Wet Rooms and the Mosaic Curve



The bathrooms introduce the project's one moment of formal exuberance: a curved wall clad in white mosaic tile that rises to meet a skylight open to the blue sky. In a house defined by orthogonal discipline, this curve is a controlled exception. It softens the shower alcove and the bathroom volumes, turning what are typically the smallest, most utilitarian rooms into the ones with the most spatial generosity.
Clerestory windows in the bathroom cast angular shadows across the white tile, creating a play of light that changes through the day. The twin sinks and chrome fittings are deliberately simple, letting the architecture do the work. The narrow shower alcove with its dual faucets and mosaic walls feels almost vaulted, an impression achieved purely through the curve and the overhead light. It is a smart inversion of effort: lavish the architecture on the rooms where people are most naked and most present.
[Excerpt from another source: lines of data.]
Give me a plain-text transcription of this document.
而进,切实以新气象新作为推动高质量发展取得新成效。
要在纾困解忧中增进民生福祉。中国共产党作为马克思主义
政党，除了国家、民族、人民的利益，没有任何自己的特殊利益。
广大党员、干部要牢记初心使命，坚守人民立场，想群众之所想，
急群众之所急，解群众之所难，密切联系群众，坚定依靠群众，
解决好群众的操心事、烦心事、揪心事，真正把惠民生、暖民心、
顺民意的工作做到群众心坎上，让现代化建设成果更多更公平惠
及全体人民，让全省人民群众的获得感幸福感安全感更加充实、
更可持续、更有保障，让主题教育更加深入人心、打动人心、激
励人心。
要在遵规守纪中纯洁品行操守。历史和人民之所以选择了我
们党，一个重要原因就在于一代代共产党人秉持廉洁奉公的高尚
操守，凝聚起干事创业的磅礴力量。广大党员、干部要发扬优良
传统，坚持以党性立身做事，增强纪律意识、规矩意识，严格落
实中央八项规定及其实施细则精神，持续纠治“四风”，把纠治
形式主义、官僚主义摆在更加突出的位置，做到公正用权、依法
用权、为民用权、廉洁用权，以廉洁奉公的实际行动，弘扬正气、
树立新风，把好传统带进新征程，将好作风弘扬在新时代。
The Brick Detail at the Roof Edge


A close detail at the roof level reveals how carefully the stepped brick and terracotta tile meet at the parapet. This is not a dramatic move. But it tells you that TALLER PONTI treated the renovation as a material project, not just a spatial one. The brick coursing steps upward with precision, the terracotta caps it, and the street pavement is visible just below. In row house renovation, where budgets are finite and clients want square meters over flourishes, this kind of craft at the building's edge signals an architect who refused to let the top of the wall be an afterthought.
Plans and Drawings





The floor plans confirm the linear organization: rooms arranged along a corridor that runs the full depth of the narrow lot. The sections are where the project's ambition becomes legible. Split-level floors negotiate the grade change between the street and the rear garden, and the stepped roof levels shown in the long section reveal that the attic is not a leftover space but a deliberately shaped volume that gains height through the roof profile. Vertical circulation threads through the center of the plan, connecting four distinct levels within what reads from the street as a modest two-story facade.
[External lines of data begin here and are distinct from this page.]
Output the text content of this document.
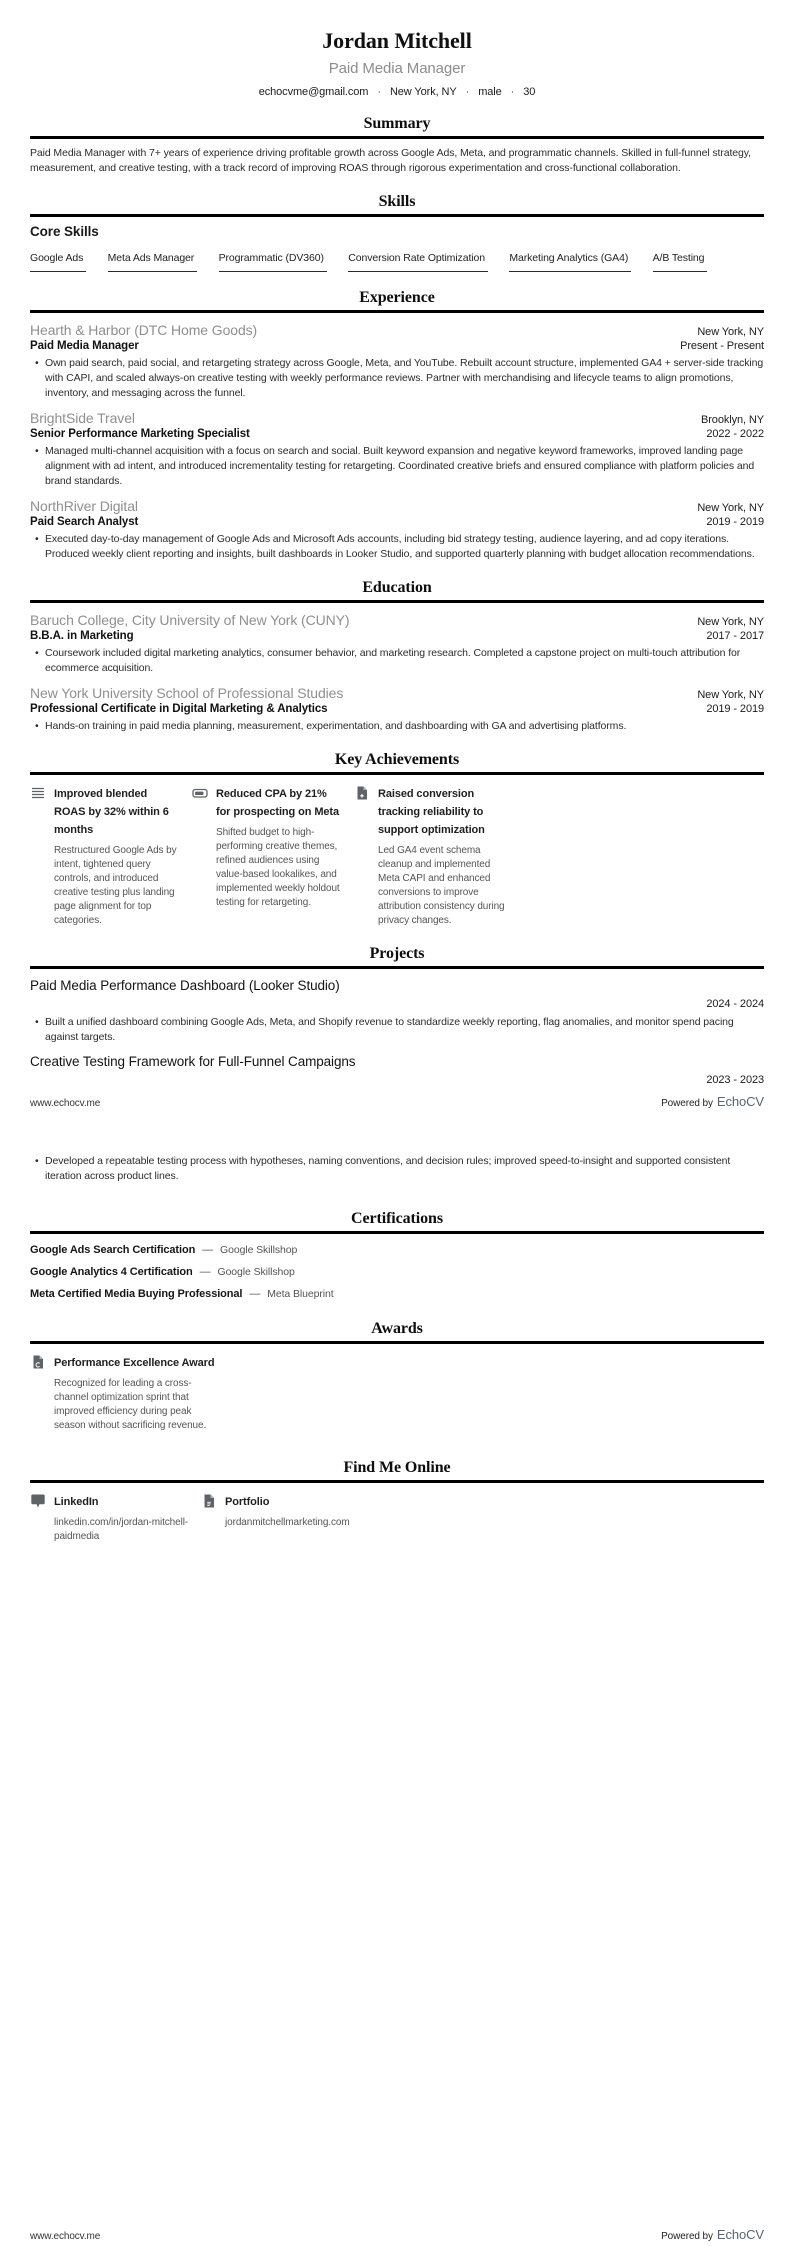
Jordan Mitchell
Paid Media Manager
echocvme@gmail.com · New York, NY · male · 30
Summary
Paid Media Manager with 7+ years of experience driving profitable growth across Google Ads, Meta, and programmatic channels. Skilled in full-funnel strategy, measurement, and creative testing, with a track record of improving ROAS through rigorous experimentation and cross-functional collaboration.
Skills
Core Skills
Google Ads Meta Ads Manager Programmatic (DV360) Conversion Rate Optimization Marketing Analytics (GA4) A/B Testing
Experience
Hearth & Harbor (DTC Home Goods)	New York, NY
Paid Media Manager	Present - Present
• Own paid search, paid social, and retargeting strategy across Google, Meta, and YouTube. Rebuilt account structure, implemented GA4 + server-side tracking with CAPI, and scaled always-on creative testing with weekly performance reviews. Partner with merchandising and lifecycle teams to align promotions, inventory, and messaging across the funnel.
BrightSide Travel	Brooklyn, NY
Senior Performance Marketing Specialist	2022 - 2022
• Managed multi-channel acquisition with a focus on search and social. Built keyword expansion and negative keyword frameworks, improved landing page alignment with ad intent, and introduced incrementality testing for retargeting. Coordinated creative briefs and ensured compliance with platform policies and brand standards.
NorthRiver Digital	New York, NY
Paid Search Analyst	2019 - 2019
• Executed day-to-day management of Google Ads and Microsoft Ads accounts, including bid strategy testing, audience layering, and ad copy iterations. Produced weekly client reporting and insights, built dashboards in Looker Studio, and supported quarterly planning with budget allocation recommendations.
Education
Baruch College, City University of New York (CUNY)	New York, NY
B.B.A. in Marketing	2017 - 2017
• Coursework included digital marketing analytics, consumer behavior, and marketing research. Completed a capstone project on multi-touch attribution for ecommerce acquisition.
New York University School of Professional Studies	New York, NY
Professional Certificate in Digital Marketing & Analytics	2019 - 2019
• Hands-on training in paid media planning, measurement, experimentation, and dashboarding with GA and advertising platforms.
Key Achievements
Improved blended ROAS by 32% within 6 months
Restructured Google Ads by intent, tightened query controls, and introduced creative testing plus landing page alignment for top categories.
Reduced CPA by 21% for prospecting on Meta
Shifted budget to high-performing creative themes, refined audiences using value-based lookalikes, and implemented weekly holdout testing for retargeting.
Raised conversion tracking reliability to support optimization
Led GA4 event schema cleanup and implemented Meta CAPI and enhanced conversions to improve attribution consistency during privacy changes.
Projects
Paid Media Performance Dashboard (Looker Studio)
2024 - 2024
• Built a unified dashboard combining Google Ads, Meta, and Shopify revenue to standardize weekly reporting, flag anomalies, and monitor spend pacing against targets.
Creative Testing Framework for Full-Funnel Campaigns
2023 - 2023
www.echocv.me	Powered by EchoCV
• Developed a repeatable testing process with hypotheses, naming conventions, and decision rules; improved speed-to-insight and supported consistent iteration across product lines.
Certifications
Google Ads Search Certification — Google Skillshop
Google Analytics 4 Certification — Google Skillshop
Meta Certified Media Buying Professional — Meta Blueprint
Awards
Performance Excellence Award
Recognized for leading a cross-channel optimization sprint that improved efficiency during peak season without sacrificing revenue.
Find Me Online
LinkedIn
linkedin.com/in/jordan-mitchell-paidmedia
Portfolio
jordanmitchellmarketing.com
www.echocv.me	Powered by EchoCV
What the drawings make clear is that the renovation is not cosmetic. The entry sequence, the section, and the relationship between levels have all been fundamentally restructured. The regular column spacing visible in the long section suggests the original concrete frame was retained, but everything within it has been rethought. This is a renovation that works at the bones of the building, not just its skin.
Why This Project Matters
Millions of speculative row houses from the 1980s and 1990s line the edges of Mediterranean villages, and most of them are awful to live in. Too dark, too compartmentalized, entered through garages. The Brunofierro House demonstrates that the problem is not the building type or even the construction quality. It is the logic of entry and sequence. Flip the entrance, connect the plan to a garden, run a single warm material through the ground plane, and the same 203 square meters become a fundamentally different kind of home.
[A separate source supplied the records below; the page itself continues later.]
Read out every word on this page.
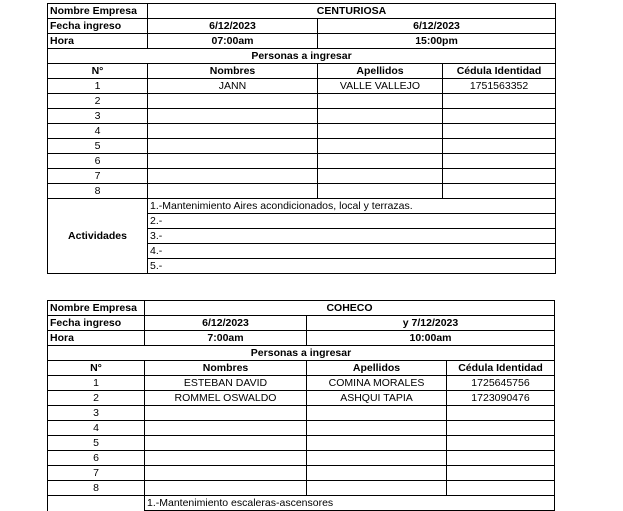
Nombre Empresa	CENTURIOSA		
Fecha ingreso	6/12/2023	6/12/2023	
Hora	07:00am	15:00pm	
Personas a ingresar			
N°	Nombres	Apellidos	Cédula Identidad
1	JANN	VALLE VALLEJO	1751563352
2			
3			
4			
5			
6			
7			
8			
Actividades	1.-Mantenimiento Aires acondicionados, local y terrazas.		
	2.-		
	3.-		
	4.-		
	5.-		
Nombre Empresa	COHECO		
Fecha ingreso	6/12/2023	y 7/12/2023	
Hora	7:00am	10:00am	
Personas a ingresar			
N°	Nombres	Apellidos	Cédula Identidad
1	ESTEBAN DAVID	COMINA MORALES	1725645756
2	ROMMEL OSWALDO	ASHQUI TAPIA	1723090476
3			
4			
5			
6			
7			
8			
	1.-Mantenimiento escaleras-ascensores		
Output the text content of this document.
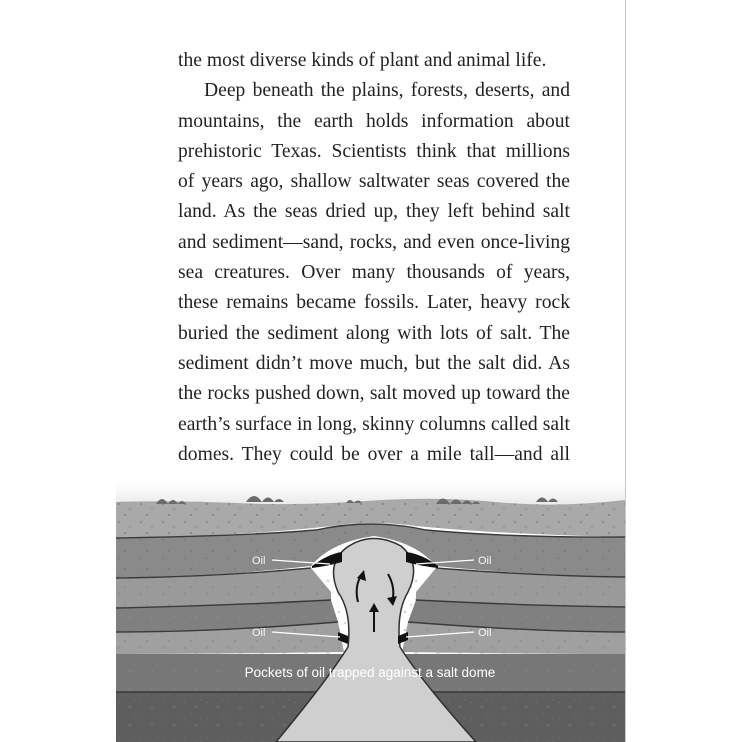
the most diverse kinds of plant and animal life.
Deep beneath the plains, forests, deserts, and
mountains, the earth holds information about
prehistoric Texas. Scientists think that millions
of years ago, shallow saltwater seas covered the
land. As the seas dried up, they left behind salt
and sediment—sand, rocks, and even once-living
sea creatures. Over many thousands of years,
these remains became fossils. Later, heavy rock
buried the sediment along with lots of salt. The
sediment didn’t move much, but the salt did. As
the rocks pushed down, salt moved up toward the
earth’s surface in long, skinny columns called salt
domes. They could be over a mile tall—and all
Oil	Oil
Oil	Oil
Pockets of oil trapped against a salt dome
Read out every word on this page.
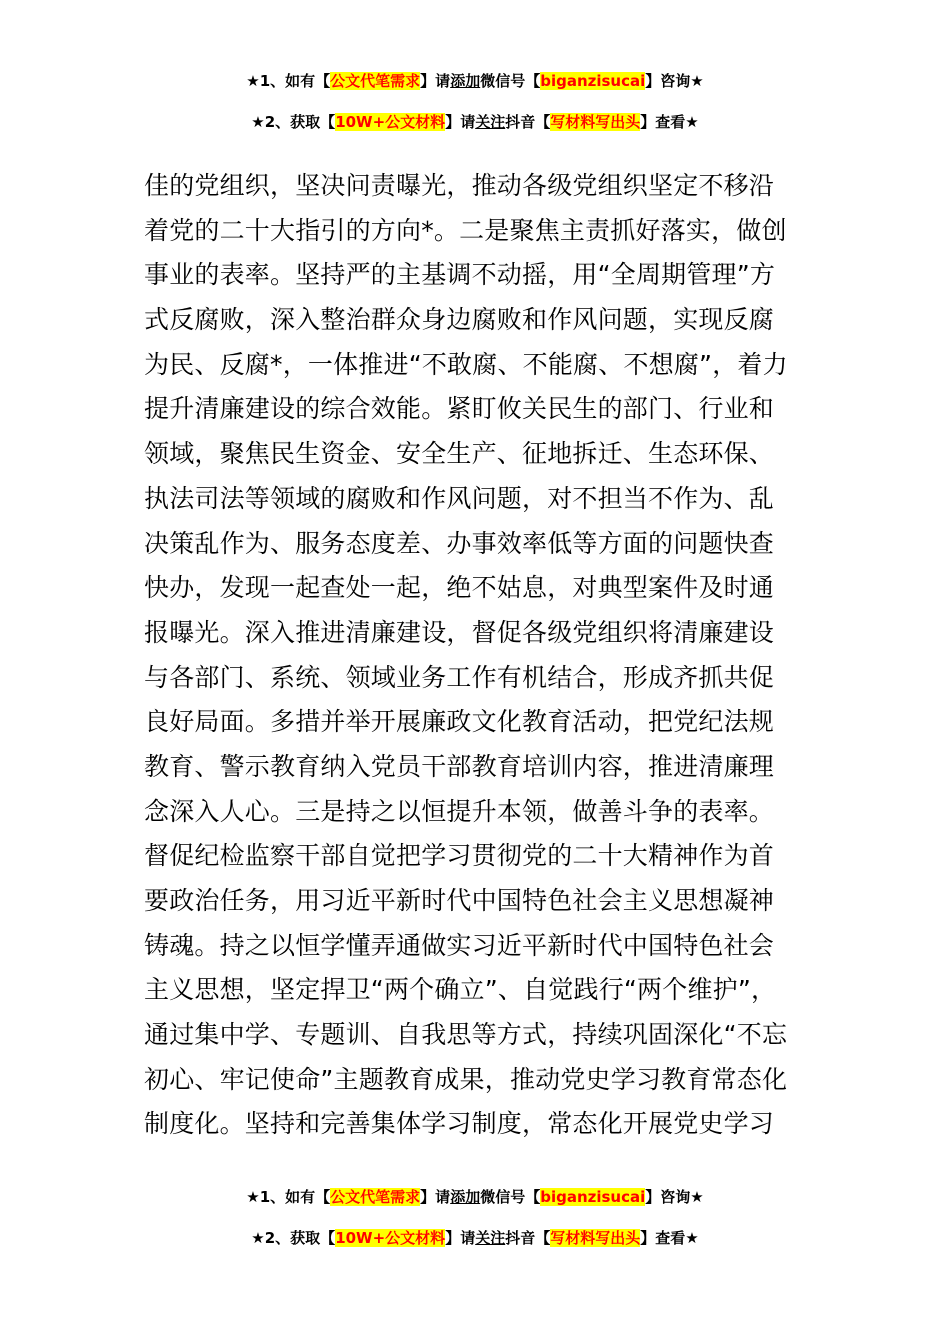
★1、如有【公文代笔需求】请添加微信号【biganzisucai】咨询★
★2、获取【10W+公文材料】请关注抖音【写材料写出头】查看★
佳的党组织，坚决问责曝光，推动各级党组织坚定不移沿
着党的二十大指引的方向*。二是聚焦主责抓好落实，做创
事业的表率。坚持严的主基调不动摇，用“全周期管理”方
式反腐败，深入整治群众身边腐败和作风问题，实现反腐
为民、反腐*，一体推进“不敢腐、不能腐、不想腐”，着力
提升清廉建设的综合效能。紧盯攸关民生的部门、行业和
领域，聚焦民生资金、安全生产、征地拆迁、生态环保、
执法司法等领域的腐败和作风问题，对不担当不作为、乱
决策乱作为、服务态度差、办事效率低等方面的问题快查
快办，发现一起查处一起，绝不姑息，对典型案件及时通
报曝光。深入推进清廉建设，督促各级党组织将清廉建设
与各部门、系统、领域业务工作有机结合，形成齐抓共促
良好局面。多措并举开展廉政文化教育活动，把党纪法规
教育、警示教育纳入党员干部教育培训内容，推进清廉理
念深入人心。三是持之以恒提升本领，做善斗争的表率。
督促纪检监察干部自觉把学习贯彻党的二十大精神作为首
要政治任务，用习近平新时代中国特色社会主义思想凝神
铸魂。持之以恒学懂弄通做实习近平新时代中国特色社会
主义思想，坚定捍卫“两个确立”、自觉践行“两个维护”，
通过集中学、专题训、自我思等方式，持续巩固深化“不忘
初心、牢记使命”主题教育成果，推动党史学习教育常态化
制度化。坚持和完善集体学习制度，常态化开展党史学习
★1、如有【公文代笔需求】请添加微信号【biganzisucai】咨询★
★2、获取【10W+公文材料】请关注抖音【写材料写出头】查看★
TALLER PONTI and Jaume Coscollar did not try to make this house spectacular. They tried to make it correct, and they succeeded. The curved mosaic wall, the frangipani in the courtyard, the terracotta underfoot: these are specific, measured pleasures. In a discipline that often treats renovation as a lesser act than new construction, the Brunofierro House is a reminder that the harder, more valuable skill is knowing what to change and what to leave alone.
Brunofierro House by TALLER PONTI, lead architect Jaume Coscollar. Sant Pere de Ribes, Spain. 203 m², completed 2022. Photography by José Hevia.